Single-cell analysis implicates T17-to-T2 cell plasticity in the pathogenesis of palmoplantar pustulosis.

Background: Palmoplantar pustulosis (PPP) is a severe inflammatory skin disorder characterized by eruptions of painful, neutrophil-filled pustules on the palms and soles. Although PPP has a profound effect on quality of life, it remains poorly understood and notoriously difficult to treat.

Objective: We sought to investigate the immune pathways that underlie the pathogenesis of PPP.

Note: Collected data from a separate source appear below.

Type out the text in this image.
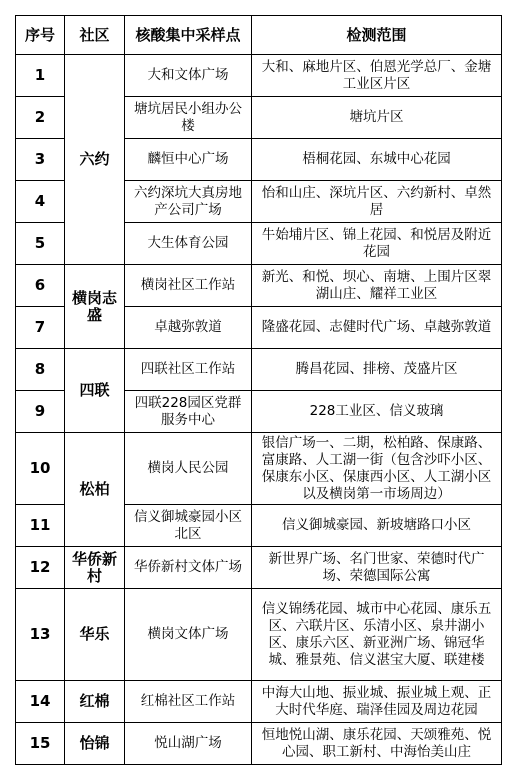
序号	社区	核酸集中采样点	检测范围
1	六约	大和文体广场	大和、麻地片区、伯恩光学总厂、金塘工业区片区
2		塘坑居民小组办公楼	塘坑片区
3		麟恒中心广场	梧桐花园、东城中心花园
4		六约深坑大真房地产公司广场	怡和山庄、深坑片区、六约新村、卓然居
5		大生体育公园	牛始埔片区、锦上花园、和悦居及附近花园
6	横岗志盛	横岗社区工作站	新光、和悦、坝心、南塘、上围片区翠湖山庄、耀祥工业区
7		卓越弥敦道	隆盛花园、志健时代广场、卓越弥敦道
8	四联	四联社区工作站	腾昌花园、排榜、茂盛片区
9		四联228园区党群服务中心	228工业区、信义玻璃
10	松柏	横岗人民公园	银信广场一、二期，松柏路、保康路、富康路、人工湖一街（包含沙吓小区、保康东小区、保康西小区、人工湖小区以及横岗第一市场周边）
11		信义御城豪园小区北区	信义御城豪园、新坡塘路口小区
12	华侨新村	华侨新村文体广场	新世界广场、名门世家、荣德时代广场、荣德国际公寓
13	华乐	横岗文体广场	信义锦绣花园、城市中心花园、康乐五区、六联片区、乐清小区、泉井湖小区、康乐六区、新亚洲广场、锦冠华城、雅景苑、信义湛宝大厦、联建楼
14	红棉	红棉社区工作站	中海大山地、振业城、振业城上观、正大时代华庭、瑞泽佳园及周边花园
15	怡锦	悦山湖广场	恒地悦山湖、康乐花园、天颂雅苑、悦心园、职工新村、中海怡美山庄
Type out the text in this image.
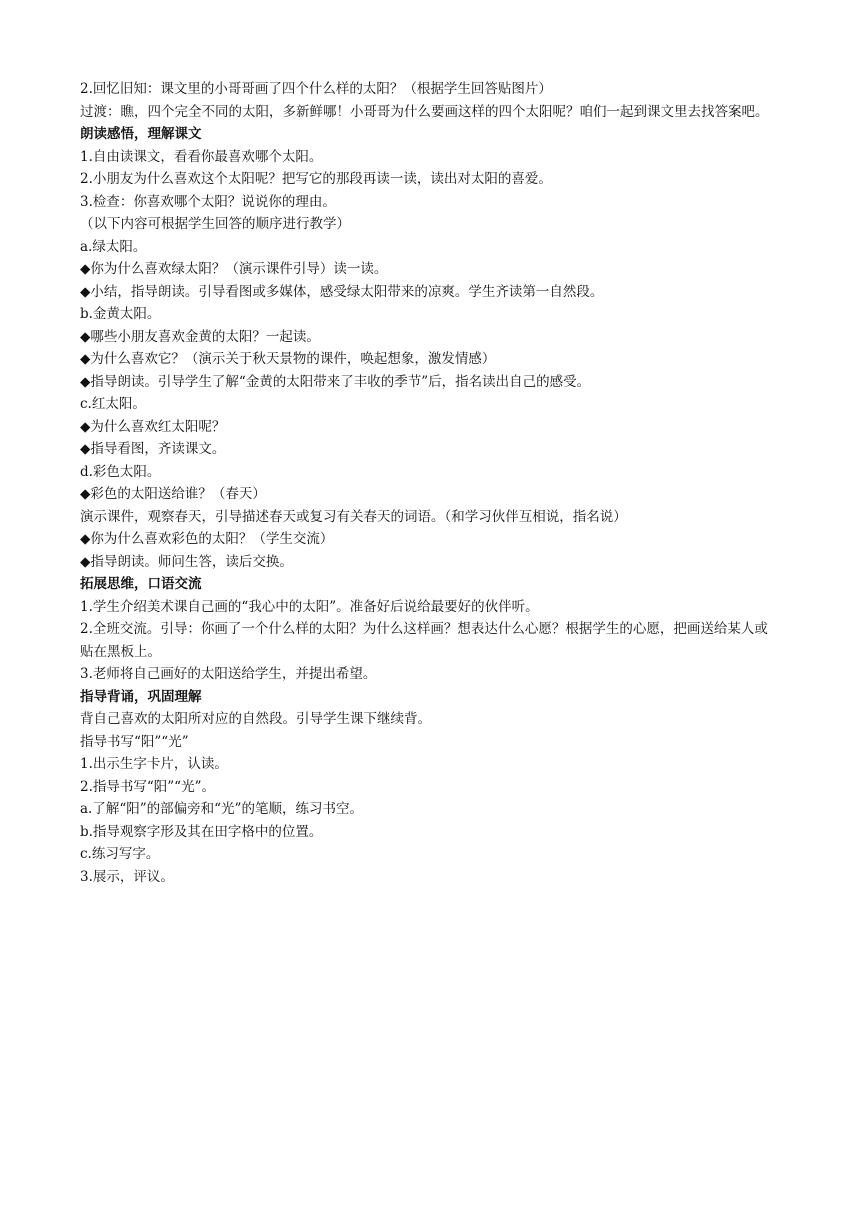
2.回忆旧知：课文里的小哥哥画了四个什么样的太阳？（根据学生回答贴图片）

过渡：瞧，四个完全不同的太阳，多新鲜哪！小哥哥为什么要画这样的四个太阳呢？咱们一起到课文里去找答案吧。

朗读感悟，理解课文

1.自由读课文，看看你最喜欢哪个太阳。

2.小朋友为什么喜欢这个太阳呢？把写它的那段再读一读，读出对太阳的喜爱。

3.检查：你喜欢哪个太阳？说说你的理由。

（以下内容可根据学生回答的顺序进行教学）

a.绿太阳。

◆你为什么喜欢绿太阳？（演示课件引导）读一读。

◆小结，指导朗读。引导看图或多媒体，感受绿太阳带来的凉爽。学生齐读第一自然段。

b.金黄太阳。

◆哪些小朋友喜欢金黄的太阳？一起读。

◆为什么喜欢它？（演示关于秋天景物的课件，唤起想象，激发情感）

◆指导朗读。引导学生了解“金黄的太阳带来了丰收的季节”后，指名读出自己的感受。

c.红太阳。

◆为什么喜欢红太阳呢？

◆指导看图，齐读课文。

d.彩色太阳。

◆彩色的太阳送给谁？（春天）

演示课件，观察春天，引导描述春天或复习有关春天的词语。（和学习伙伴互相说，指名说）

◆你为什么喜欢彩色的太阳？（学生交流）

◆指导朗读。师问生答，读后交换。

拓展思维，口语交流

1.学生介绍美术课自己画的“我心中的太阳”。准备好后说给最要好的伙伴听。

2.全班交流。引导：你画了一个什么样的太阳？为什么这样画？想表达什么心愿？根据学生的心愿，把画送给某人或贴在黑板上。

3.老师将自己画好的太阳送给学生，并提出希望。

指导背诵，巩固理解

背自己喜欢的太阳所对应的自然段。引导学生课下继续背。

指导书写“阳”“光”

1.出示生字卡片，认读。

2.指导书写“阳”“光”。

a.了解“阳”的部偏旁和“光”的笔顺，练习书空。

b.指导观察字形及其在田字格中的位置。

c.练习写字。

3.展示，评议。
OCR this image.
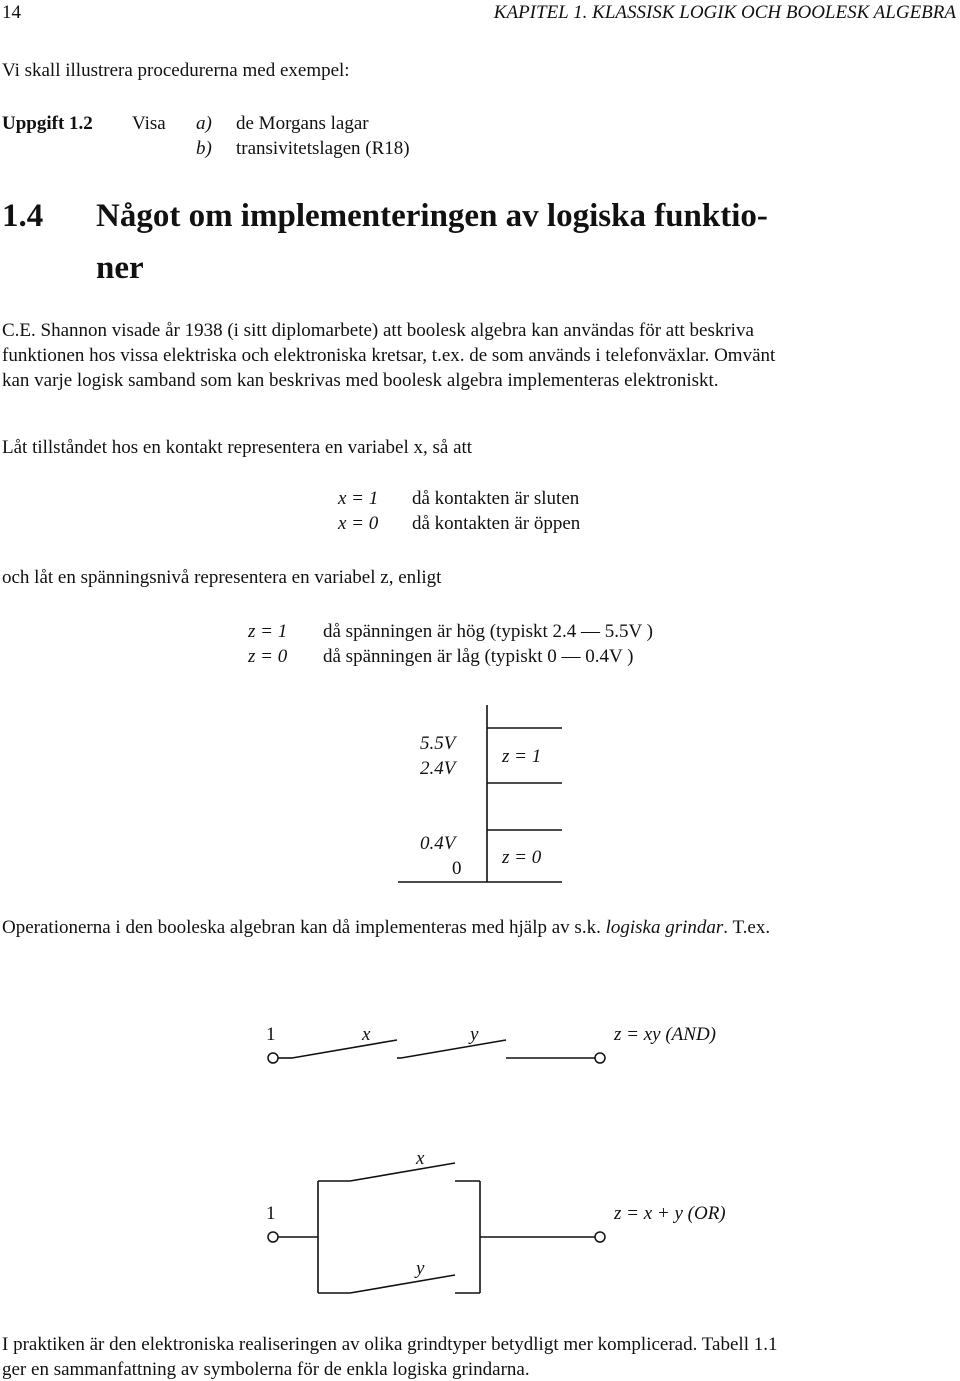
14	KAPITEL 1. KLASSISK LOGIK OCH BOOLESK ALGEBRA
Vi skall illustrera procedurerna med exempel:
Uppgift 1.2 Visa a) de Morgans lagar
b) transivitetslagen (R18)
1.4 Något om implementeringen av logiska funktio-
ner
C.E. Shannon visade år 1938 (i sitt diplomarbete) att boolesk algebra kan användas för att beskriva
funktionen hos vissa elektriska och elektroniska kretsar, t.ex. de som används i telefonväxlar. Omvänt
kan varje logisk samband som kan beskrivas med boolesk algebra implementeras elektroniskt.
Låt tillståndet hos en kontakt representera en variabel x, så att
x = 1 då kontakten är sluten
x = 0 då kontakten är öppen
och låt en spänningsnivå representera en variabel z, enligt
z = 1 då spänningen är hög (typiskt 2.4 — 5.5V )
z = 0 då spänningen är låg (typiskt 0 — 0.4V )
5.5V
2.4V
z = 1
0.4V
0
z = 0
Operationerna i den booleska algebran kan då implementeras med hjälp av s.k. logiska grindar. T.ex.
1	x	y	z = xy (AND)
x
1	z = x + y (OR)
y
I praktiken är den elektroniska realiseringen av olika grindtyper betydligt mer komplicerad. Tabell 1.1
ger en sammanfattning av symbolerna för de enkla logiska grindarna.
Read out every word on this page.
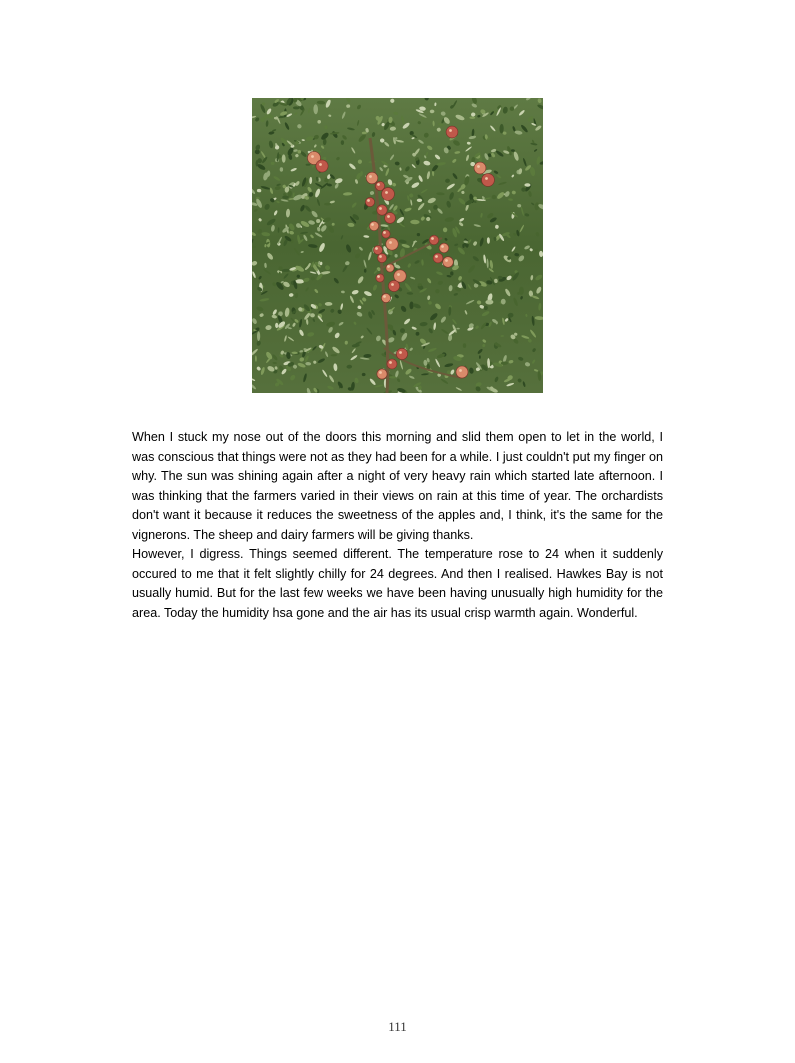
When I stuck my nose out of the doors this morning and slid them open to let in the world, I was conscious that things were not as they had been for a while. I just couldn't put my finger on why. The sun was shining again after a night of very heavy rain which started late afternoon. I was thinking that the farmers varied in their views on rain at this time of year. The orchardists don't want it because it reduces the sweetness of the apples and, I think, it's the same for the vignerons. The sheep and dairy farmers will be giving thanks.

However, I digress. Things seemed different. The temperature rose to 24 when it suddenly occured to me that it felt slightly chilly for 24 degrees. And then I realised. Hawkes Bay is not usually humid. But for the last few weeks we have been having unusually high humidity for the area. Today the humidity hsa gone and the air has its usual crisp warmth again. Wonderful.

111
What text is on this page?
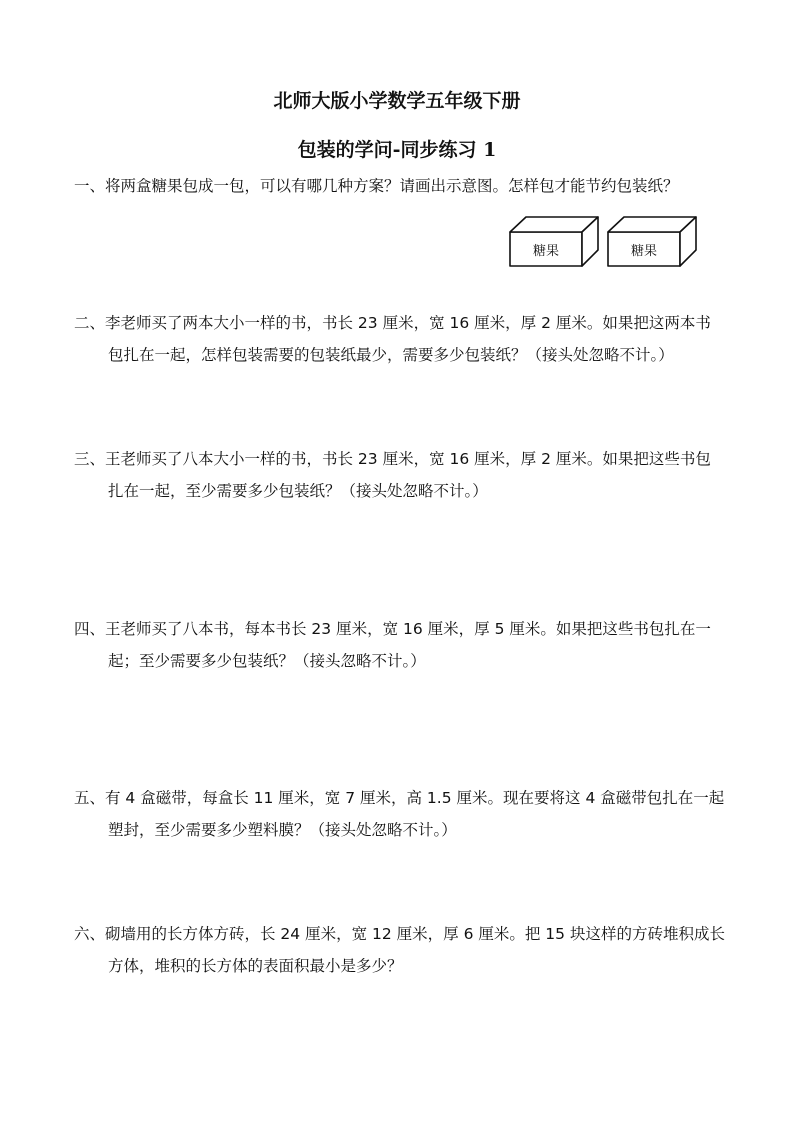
北师大版小学数学五年级下册
包装的学问-同步练习 1
一、将两盒糖果包成一包，可以有哪几种方案？请画出示意图。怎样包才能节约包装纸？
糖果	糖果
二、李老师买了两本大小一样的书，书长 23 厘米，宽 16 厘米，厚 2 厘米。如果把这两本书
包扎在一起，怎样包装需要的包装纸最少，需要多少包装纸？（接头处忽略不计。）
三、王老师买了八本大小一样的书，书长 23 厘米，宽 16 厘米，厚 2 厘米。如果把这些书包
扎在一起，至少需要多少包装纸？（接头处忽略不计。）
四、王老师买了八本书，每本书长 23 厘米，宽 16 厘米，厚 5 厘米。如果把这些书包扎在一
起；至少需要多少包装纸？（接头忽略不计。）
五、有 4 盒磁带，每盒长 11 厘米，宽 7 厘米，高 1.5 厘米。现在要将这 4 盒磁带包扎在一起
塑封，至少需要多少塑料膜？（接头处忽略不计。）
六、砌墙用的长方体方砖，长 24 厘米，宽 12 厘米，厚 6 厘米。把 15 块这样的方砖堆积成长
方体，堆积的长方体的表面积最小是多少？
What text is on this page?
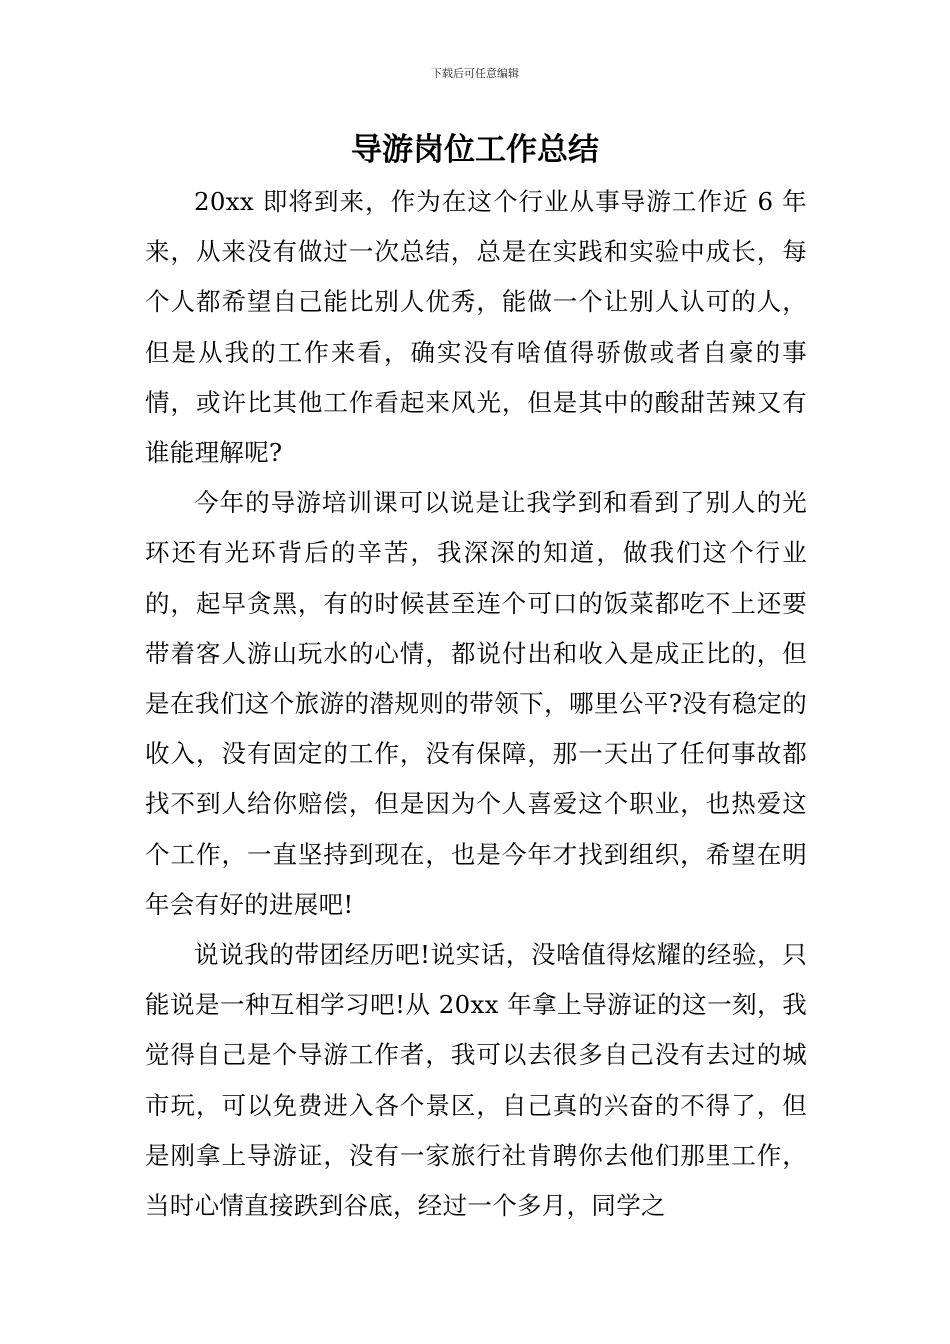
下载后可任意编辑
导游岗位工作总结

20xx 即将到来，作为在这个行业从事导游工作近 6 年来，从来没有做过一次总结，总是在实践和实验中成长，每个人都希望自己能比别人优秀，能做一个让别人认可的人，但是从我的工作来看，确实没有啥值得骄傲或者自豪的事情，或许比其他工作看起来风光，但是其中的酸甜苦辣又有谁能理解呢?

今年的导游培训课可以说是让我学到和看到了别人的光环还有光环背后的辛苦，我深深的知道，做我们这个行业的，起早贪黑，有的时候甚至连个可口的饭菜都吃不上还要带着客人游山玩水的心情，都说付出和收入是成正比的，但是在我们这个旅游的潜规则的带领下，哪里公平?没有稳定的收入，没有固定的工作，没有保障，那一天出了任何事故都找不到人给你赔偿，但是因为个人喜爱这个职业，也热爱这个工作，一直坚持到现在，也是今年才找到组织，希望在明年会有好的进展吧!

说说我的带团经历吧!说实话，没啥值得炫耀的经验，只能说是一种互相学习吧!从 20xx 年拿上导游证的这一刻，我觉得自己是个导游工作者，我可以去很多自己没有去过的城市玩，可以免费进入各个景区，自己真的兴奋的不得了，但是刚拿上导游证，没有一家旅行社肯聘你去他们那里工作，当时心情直接跌到谷底，经过一个多月，同学之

Methods: We applied bulk and single-cell RNA sequencing (RNA-Seq) methods to the analysis of skin biopsy samples and peripheral blood mononuclear cells. We validated our results by flow cytometry and immune fluorescence microscopy RESULTS: Bulk RNA-Seq of patient skin detected an unexpected signature of T-cell activation, with a significant overexpression of several T2 genes typically upregulated in atopic dermatitis. To further explore these findings, we carried out single-cell RNA-Seq in peripheral blood mononuclear cells of healthy and affected individuals. Memory CD4 T cells of PPP patients were skewed toward a T17 phenotype, a phenomenon that was particularly significant among cutaneous lymphocyte-associated antigen-positive skin-homing cells. We also identified a subset of memory CD4 T cells that expressed both T17 (KLRB1/CD161) and T2 (GATA3) markers, with pseudotime analysis suggesting that the population was the result of T17 to T2 plasticity. Interestingly, the GATA3/CD161 cells were overrepresented among the peripheral blood mononuclear cells of affected individuals, both in the single-cell RNA-Seq data set and in independent flow cytometry experiments. Dual-positive cells were also detected in patient skin by immune fluorescence microscopy.

Conclusions: PPP is associated with complex T-cell activation patterns and may explain why biologic drugs that target individual T helper cell populations have shown limited therapeutic efficacy.